Browse the listing below to find government information for Lithuania, including flags, leaders,
and constitution information. Factrover also has complete information on Lithuania at its
Lithuania Country Page.
Type: Parliamentary Democracy.
Constitution: On October 25, 1992 Lithuanians ratified a new constitution, which officially was signed on November 6 that year.
Branches: Executive--popularly elected president (chief of state); prime minister (head of government). Legislative--Seimas (Parliament-141 members, 4-year term). Judicial--Constitutional Court, Supreme Court, and Highest Administrative Court.
Administrative regions: 10 counties and 60 municipalities.
Principal political parties/coalitions: Social Democratic Party 47, New Union 26, Liberal Union 23, Liberal Democratic Party 9, Conservative Party 9, Peasant and New Democracy Party 7.

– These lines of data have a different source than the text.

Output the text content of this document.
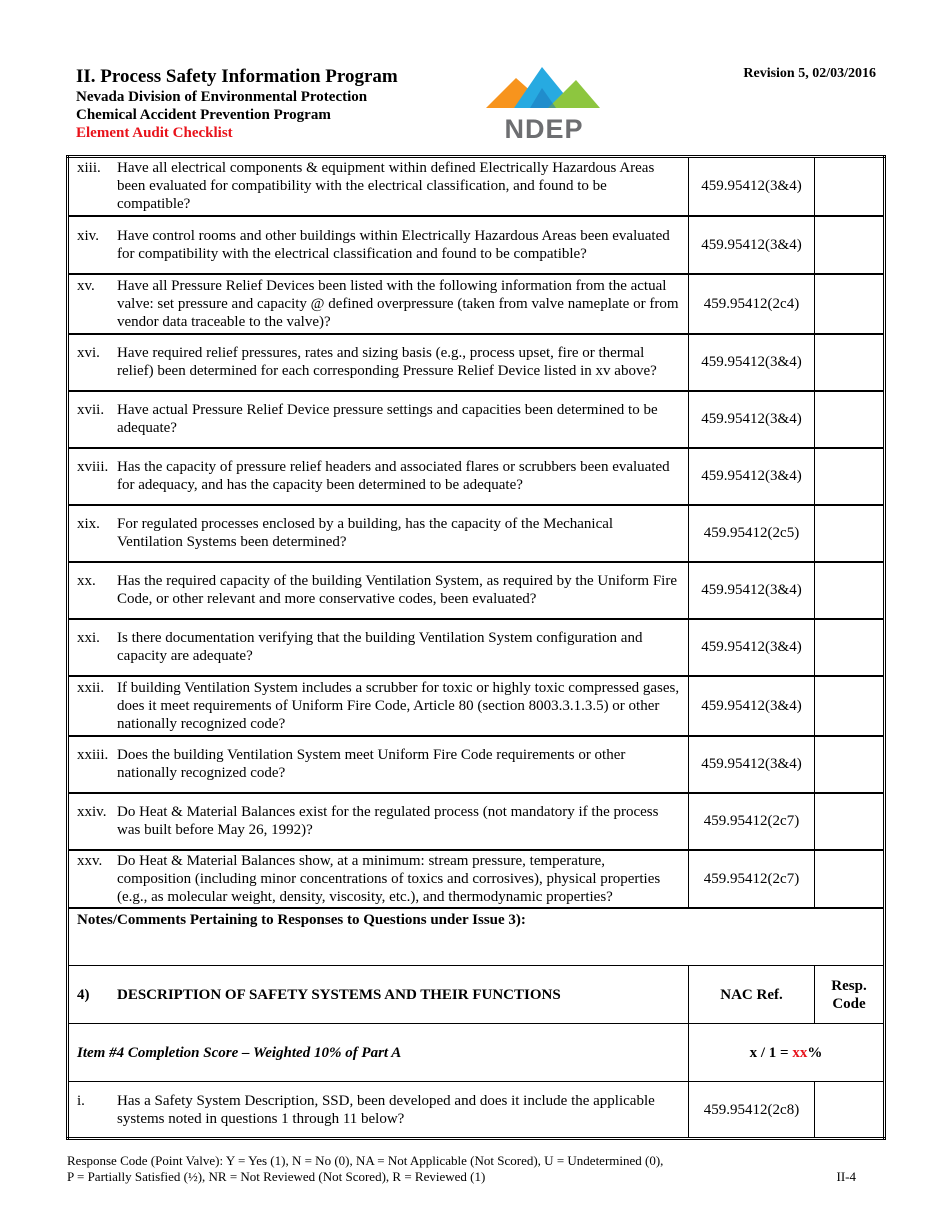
II. Process Safety Information Program
Nevada Division of Environmental Protection
Chemical Accident Prevention Program
Element Audit Checklist	NDEP
Revision 5, 02/03/2016
xiii. Have all electrical components & equipment within defined Electrically Hazardous Areas been evaluated for compatibility with the electrical classification, and found to be compatible?	459.95412(3&4)	

xiv. Have control rooms and other buildings within Electrically Hazardous Areas been evaluated for compatibility with the electrical classification and found to be compatible?	459.95412(3&4)	

xv. Have all Pressure Relief Devices been listed with the following information from the actual valve: set pressure and capacity @ defined overpressure (taken from valve nameplate or from vendor data traceable to the valve)?	459.95412(2c4)	

xvi. Have required relief pressures, rates and sizing basis (e.g., process upset, fire or thermal relief) been determined for each corresponding Pressure Relief Device listed in xv above?	459.95412(3&4)	

xvii. Have actual Pressure Relief Device pressure settings and capacities been determined to be adequate?	459.95412(3&4)	

xviii. Has the capacity of pressure relief headers and associated flares or scrubbers been evaluated for adequacy, and has the capacity been determined to be adequate?	459.95412(3&4)	

xix. For regulated processes enclosed by a building, has the capacity of the Mechanical Ventilation Systems been determined?	459.95412(2c5)	

xx. Has the required capacity of the building Ventilation System, as required by the Uniform Fire Code, or other relevant and more conservative codes, been evaluated?	459.95412(3&4)	

xxi. Is there documentation verifying that the building Ventilation System configuration and capacity are adequate?	459.95412(3&4)	

xxii. If building Ventilation System includes a scrubber for toxic or highly toxic compressed gases, does it meet requirements of Uniform Fire Code, Article 80 (section 8003.3.1.3.5) or other nationally recognized code?	459.95412(3&4)	

xxiii. Does the building Ventilation System meet Uniform Fire Code requirements or other nationally recognized code?	459.95412(3&4)	

xxiv. Do Heat & Material Balances exist for the regulated process (not mandatory if the process was built before May 26, 1992)?	459.95412(2c7)	

xxv. Do Heat & Material Balances show, at a minimum: stream pressure, temperature, composition (including minor concentrations of toxics and corrosives), physical properties (e.g., as molecular weight, density, viscosity, etc.), and thermodynamic properties?	459.95412(2c7)	
Notes/Comments Pertaining to Responses to Questions under Issue 3):		
4) DESCRIPTION OF SAFETY SYSTEMS AND THEIR FUNCTIONS	NAC Ref.	Resp.
Code

Item #4 Completion Score – Weighted 10% of Part A	x / 1 = xx%	

i. Has a Safety System Description, SSD, been developed and does it include the applicable systems noted in questions 1 through 11 below?	459.95412(2c8)	
Response Code (Point Valve): Y = Yes (1), N = No (0), NA = Not Applicable (Not Scored), U = Undetermined (0),
P = Partially Satisfied (½), NR = Not Reviewed (Not Scored), R = Reviewed (1)	II-4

Suffrage: 18 years, universal.
General government budget (2002): $4.8 billion (exchange rate at the end of 2002--3.4 Lt=$1).
Government of Lithuania
Lithuania is a multi-party, parliamentary democracy. President Rolandas Paksas, who took office in February 2003, is the head of state. The president is elected directly for 5 years, also is commander in chief overseeing foreign and security policy, and nominates the prime minister and his cabinet and a number of other top civil servants.
The parliament (Seimas) has 141 members that are elected for a 4-year term. About half of the members are elected in single constituencies (71), and the other half (70) are elected in the nationwide vote by party lists. A party must receive at least 5% of the national vote to be represented in the Seimas. The last parliamentary elections took place in October 2000.
Since 1991, Lithuanian voters have shifted from right to left and back again, swinging between the Conservatives, led by Vytautas Landsbergis (now headed by Andrius Kubilius), and the Labor (former communist) Party, led by former president Algirdas Brazauskas. This pattern was broken in the October 2000 elections when the Liberal Union and New Union parties won the most votes and were able to form a centrist ruling coalition with minor partners. Former President Adamkus played a key role in bringing the new centrist parties together. The leader of the center-left New Union (also known as the Social Liberal party), Arturas Paulauskas, became the Chairman of the Seimas. The then-government of liberal Rolandas Paksas got off to a rocky start and collapsed within 7 months. In July 2001, the center-left New Union Party forged an alliance with the left-wing Social Democratic Party and formed a new cabinet under former President Algirdas Brazauskas.
The cabinet of Algirdas Brazauskas is made up mostly of non-party technocrats and has emphasized the need for financial discipline. The government remains focused on NATO and EU membership goals.